TRT gaúcho reconhece vínculo empregatício de palestrante

Palestrante tem vínculo empregatício reconhecido se ficar comprovado que seu trabalho é imprescindível à empresa. O entendimento é da 2ª Turma do Tribunal Regional do Trabalho da 4ª Região (RS). A Turma reconheceu o vínculo empregatício de um palestrante que após conferências de saúde bucal, vendia kits odontológicos. Ele ganhava 10% do valor de cada venda. Cabe recurso.

As recorrentes, Editora Distribuidora de Livros de Saúde e Prevenção Ltda e a empresa Ramos e Fernandes -- Cursos, Palestras e Treinamentos Ltda -- responsável pela realização das palestras, alegaram que a prestação de serviço ocorria eventualmente.
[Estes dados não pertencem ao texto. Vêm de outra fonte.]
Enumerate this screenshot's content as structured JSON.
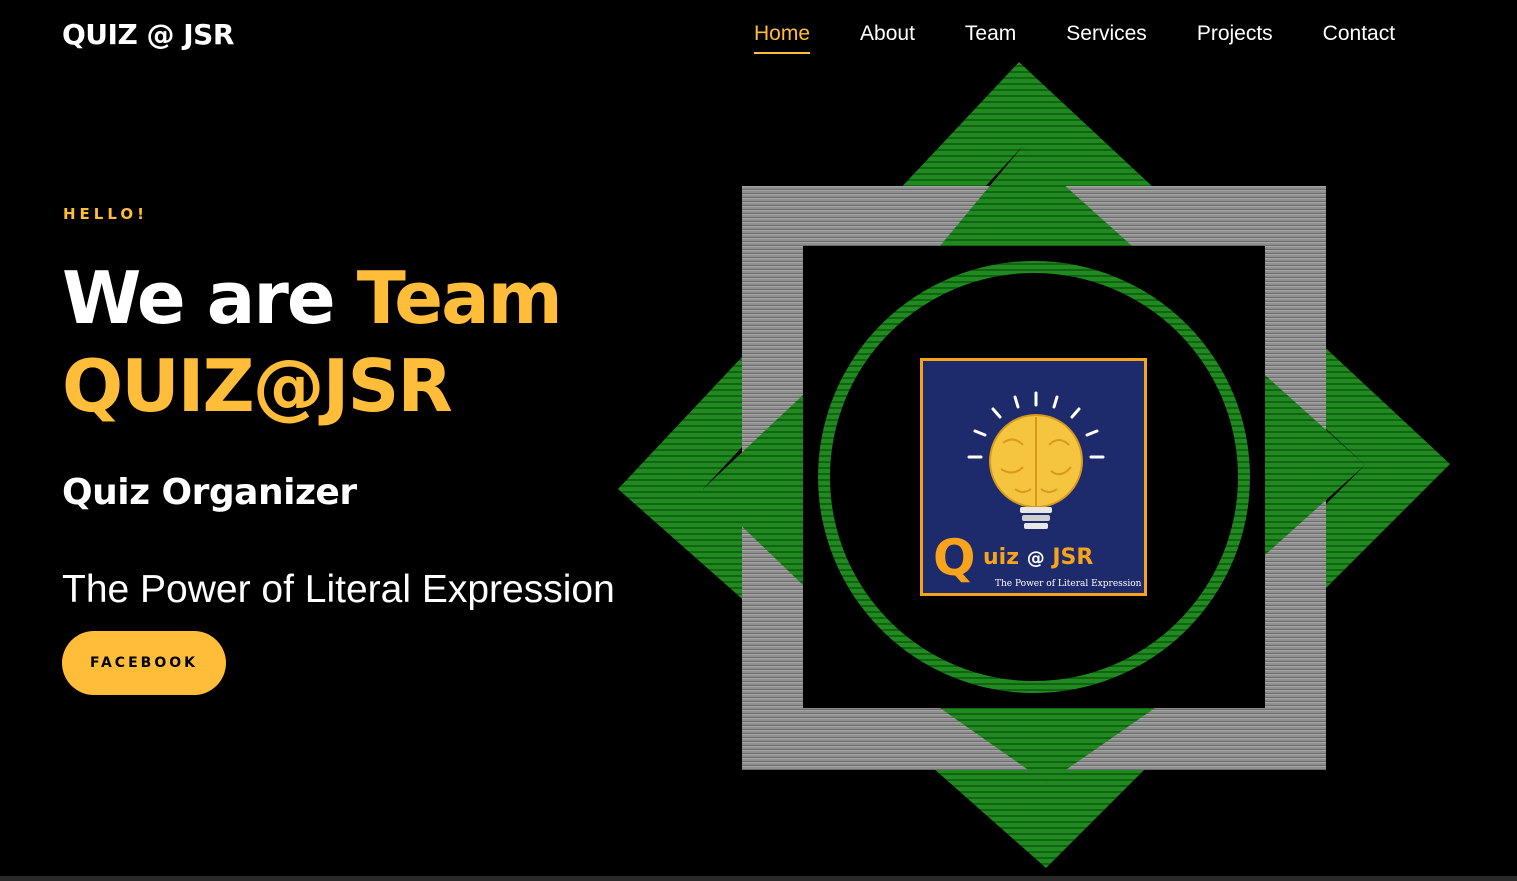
{
  "header": {
    "brand": "QUIZ @ JSR",
    "nav": [
      {
        "label": "Home",
        "active": true
      },
      {
        "label": "About",
        "active": false
      },
      {
        "label": "Team",
        "active": false
      },
      {
        "label": "Services",
        "active": false
      },
      {
        "label": "Projects",
        "active": false
      },
      {
        "label": "Contact",
        "active": false
      }
    ]
  },
  "hero": {
    "eyebrow": "HELLO!",
    "headline_part1": "We are ",
    "headline_part2": "Team",
    "headline_line2": "QUIZ@JSR",
    "role": "Quiz Organizer",
    "tagline": "The Power of Literal Expression",
    "button_label": "FACEBOOK"
  },
  "logo": {
    "q_letter": "Q",
    "word": "uiz",
    "at": "@",
    "jsr": "JSR",
    "subtitle": "The Power of Literal Expression"
  },
  "colors": {
    "accent": "#ffbd39",
    "background": "#000000",
    "emblem_green": "#1f8a1f",
    "logo_navy": "#1d2a6b",
    "logo_orange": "#f7a31c"
  }
}
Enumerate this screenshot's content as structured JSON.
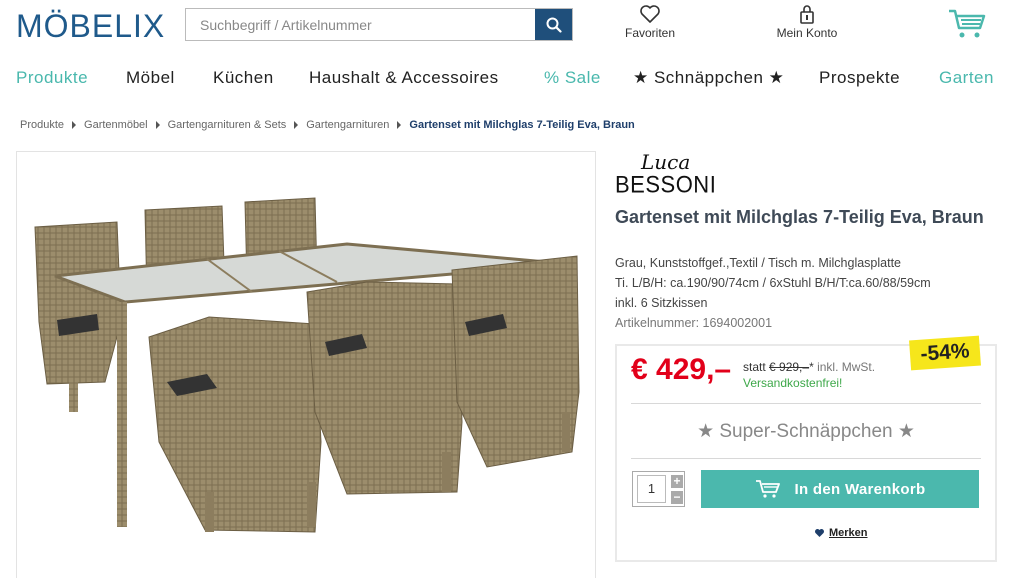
{
  "header": {
    "logo": "MÖBELIX",
    "search_placeholder": "Suchbegriff / Artikelnummer",
    "favorites_label": "Favoriten",
    "account_label": "Mein Konto"
  },
  "nav": [
    {
      "label": "Produkte",
      "highlight": true
    },
    {
      "label": "Möbel",
      "highlight": false
    },
    {
      "label": "Küchen",
      "highlight": false
    },
    {
      "label": "Haushalt & Accessoires",
      "highlight": false
    },
    {
      "label": "% Sale",
      "highlight": true
    },
    {
      "label": "★ Schnäppchen ★",
      "highlight": false
    },
    {
      "label": "Prospekte",
      "highlight": false
    },
    {
      "label": "Garten",
      "highlight": true
    }
  ],
  "breadcrumb": [
    "Produkte",
    "Gartenmöbel",
    "Gartengarnituren & Sets",
    "Gartengarnituren",
    "Gartenset mit Milchglas 7-Teilig Eva, Braun"
  ],
  "product": {
    "brand_script": "Luca",
    "brand_name": "BESSONI",
    "title": "Gartenset mit Milchglas 7-Teilig Eva, Braun",
    "desc": [
      "Grau, Kunststoffgef.,Textil / Tisch m. Milchglasplatte",
      "Ti. L/B/H: ca.190/90/74cm / 6xStuhl B/H/T:ca.60/88/59cm",
      "inkl. 6 Sitzkissen"
    ],
    "article_number": "Artikelnummer: 1694002001",
    "image_alt": "Rattan garden set with glass table and six armchairs"
  },
  "price": {
    "current": "€ 429,–",
    "statt_label": "statt",
    "old": "€ 929,–",
    "asterisk": "*",
    "mwst": "inkl. MwSt.",
    "shipping": "Versandkostenfrei!",
    "discount": "-54%",
    "super": "★ Super-Schnäppchen ★",
    "quantity": "1",
    "add_to_cart": "In den Warenkorb",
    "plus": "+",
    "minus": "−",
    "merken": "Merken"
  },
  "colors": {
    "brand_blue": "#1f5a8b",
    "teal": "#4bb8ad",
    "price_red": "#e2001a",
    "badge_yellow": "#f6e61b",
    "shipping_green": "#3ea84a"
  }
}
De acordo com elas, o palestrante recebia comissão durante os trabalhos, sem jornada a ser cumprida nem controle de ponto. Assim, não haveria o vínculo empregatício.

O argumento foi rebatido pelos juízes TRT-4. Para eles, a empresa do ramo de palestras precisava dos serviços do trabalhador palestrante. Segundo o Espaço Vital, ficou também comprovado que os palestrantes recebiam e cumpriam a agenda de atividades organizada pela sede da empresa em São Paulo.